A Handsome Compliment

Essay My last exam of the semester was yesterday at three o’clock.  Age of Dryden and Pope was taught by Professor McCrea, with whom I have also taken Age of Johnson, the Eighteenth Century Novel, and Advanced Exposition.  On the last day of each semester, before handing out the final examinations, he  has told a story about his college days, and a French teacher who excused him from an exam that he really, really didn’t want to take.  Then, with no attempt at artificial suspense, Professor McCrea announces that graduating seniors are excused.  The proclamation has always prompted genuine surprise: those who are excused stand up and walk out of the room in triumph; those who are not groan audibly and proceed with their tests.  I have always done well on his exams, but I was woefully unprepared yesterday, so I felt relieved beyond measure to be excused.  But I also felt proud, because, after four semesters with him, it was my turn.

On my way out, we shook hands.  I thanked him for four wonderful courses that have really changed the way I think and write.  He returned the two essays I wrote for him this semester, and at the top of one was a note that, coming from him, I take to be a great honor.

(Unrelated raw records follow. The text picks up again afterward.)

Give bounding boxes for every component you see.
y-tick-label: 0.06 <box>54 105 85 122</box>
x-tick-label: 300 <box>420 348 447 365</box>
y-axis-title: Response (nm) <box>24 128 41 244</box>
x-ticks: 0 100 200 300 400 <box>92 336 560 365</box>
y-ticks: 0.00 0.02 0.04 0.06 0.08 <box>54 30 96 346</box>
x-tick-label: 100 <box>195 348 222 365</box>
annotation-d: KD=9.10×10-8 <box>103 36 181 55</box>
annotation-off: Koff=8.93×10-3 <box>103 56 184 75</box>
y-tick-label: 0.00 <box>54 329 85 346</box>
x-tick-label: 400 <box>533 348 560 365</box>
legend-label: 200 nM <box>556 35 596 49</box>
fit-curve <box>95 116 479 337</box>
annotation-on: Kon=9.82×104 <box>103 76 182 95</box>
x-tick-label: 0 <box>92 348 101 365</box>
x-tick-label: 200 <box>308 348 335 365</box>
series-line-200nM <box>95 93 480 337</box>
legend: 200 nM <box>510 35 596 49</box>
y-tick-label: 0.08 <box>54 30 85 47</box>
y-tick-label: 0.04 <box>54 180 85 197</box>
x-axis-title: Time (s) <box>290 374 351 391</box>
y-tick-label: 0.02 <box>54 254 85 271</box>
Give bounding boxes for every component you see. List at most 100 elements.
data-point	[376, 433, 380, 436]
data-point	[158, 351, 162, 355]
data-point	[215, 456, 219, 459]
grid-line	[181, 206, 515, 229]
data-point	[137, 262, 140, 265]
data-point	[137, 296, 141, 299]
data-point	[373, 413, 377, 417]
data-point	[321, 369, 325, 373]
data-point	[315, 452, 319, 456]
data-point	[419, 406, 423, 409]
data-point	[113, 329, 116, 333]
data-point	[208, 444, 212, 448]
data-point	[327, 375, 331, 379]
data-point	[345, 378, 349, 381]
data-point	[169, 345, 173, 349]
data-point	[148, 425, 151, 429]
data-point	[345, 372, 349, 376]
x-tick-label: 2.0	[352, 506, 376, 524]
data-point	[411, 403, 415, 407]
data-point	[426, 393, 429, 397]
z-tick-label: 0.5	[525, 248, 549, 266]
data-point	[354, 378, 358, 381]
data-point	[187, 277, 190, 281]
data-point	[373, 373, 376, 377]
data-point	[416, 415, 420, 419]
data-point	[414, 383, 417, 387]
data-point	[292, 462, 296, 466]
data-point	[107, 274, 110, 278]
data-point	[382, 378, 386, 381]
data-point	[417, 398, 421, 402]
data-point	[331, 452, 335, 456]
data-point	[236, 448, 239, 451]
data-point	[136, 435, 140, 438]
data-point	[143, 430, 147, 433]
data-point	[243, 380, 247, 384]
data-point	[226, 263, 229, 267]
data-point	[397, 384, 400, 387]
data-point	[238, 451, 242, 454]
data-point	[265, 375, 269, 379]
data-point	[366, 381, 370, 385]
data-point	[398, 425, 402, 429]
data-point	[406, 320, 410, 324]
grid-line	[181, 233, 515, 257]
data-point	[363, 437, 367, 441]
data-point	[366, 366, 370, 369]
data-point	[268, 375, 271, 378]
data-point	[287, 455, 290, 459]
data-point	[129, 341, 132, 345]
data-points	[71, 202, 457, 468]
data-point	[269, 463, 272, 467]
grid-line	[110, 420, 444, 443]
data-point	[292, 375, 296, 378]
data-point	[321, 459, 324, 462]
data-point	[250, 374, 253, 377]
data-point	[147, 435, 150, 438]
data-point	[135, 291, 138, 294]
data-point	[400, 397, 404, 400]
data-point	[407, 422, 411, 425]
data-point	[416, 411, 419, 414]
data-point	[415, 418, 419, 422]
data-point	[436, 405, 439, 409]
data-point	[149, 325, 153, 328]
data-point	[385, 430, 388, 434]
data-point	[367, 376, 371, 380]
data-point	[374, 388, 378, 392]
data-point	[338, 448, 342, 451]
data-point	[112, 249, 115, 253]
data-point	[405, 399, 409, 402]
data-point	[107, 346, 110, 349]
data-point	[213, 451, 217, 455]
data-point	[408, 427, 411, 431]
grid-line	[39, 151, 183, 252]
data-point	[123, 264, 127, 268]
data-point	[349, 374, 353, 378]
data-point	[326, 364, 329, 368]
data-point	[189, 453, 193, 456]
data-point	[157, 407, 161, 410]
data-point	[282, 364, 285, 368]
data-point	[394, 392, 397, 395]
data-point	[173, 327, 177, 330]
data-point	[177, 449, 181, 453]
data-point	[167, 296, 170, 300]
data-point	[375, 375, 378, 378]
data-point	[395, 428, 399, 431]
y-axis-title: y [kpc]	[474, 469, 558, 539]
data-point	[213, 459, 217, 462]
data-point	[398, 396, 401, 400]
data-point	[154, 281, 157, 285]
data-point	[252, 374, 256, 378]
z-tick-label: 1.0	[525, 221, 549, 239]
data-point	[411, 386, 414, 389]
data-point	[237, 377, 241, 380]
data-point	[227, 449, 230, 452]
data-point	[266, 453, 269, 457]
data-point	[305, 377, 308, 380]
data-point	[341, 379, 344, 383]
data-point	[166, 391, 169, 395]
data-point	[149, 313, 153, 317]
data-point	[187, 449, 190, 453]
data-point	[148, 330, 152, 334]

In his Life of Johnson, James Boswell describes Dr. Johnson’s encounter with George III in his library.  The King approached and asked Johnson if he was writing anything new, to which Johnson replied he was not, and that he “thought he had already done his part as a writer. ‘I should have thought so too, (said the King,) if you had not written so well’”.  Johnson later told Boswell that “no man could have paid a handsomer compliment…. It was decisive”.

If I live to be a hundred I will still not write as well as Samuel Johnson.  Even so, I can appreciate how it feels to receive praise from someone whose opinion matters.  It is humbling.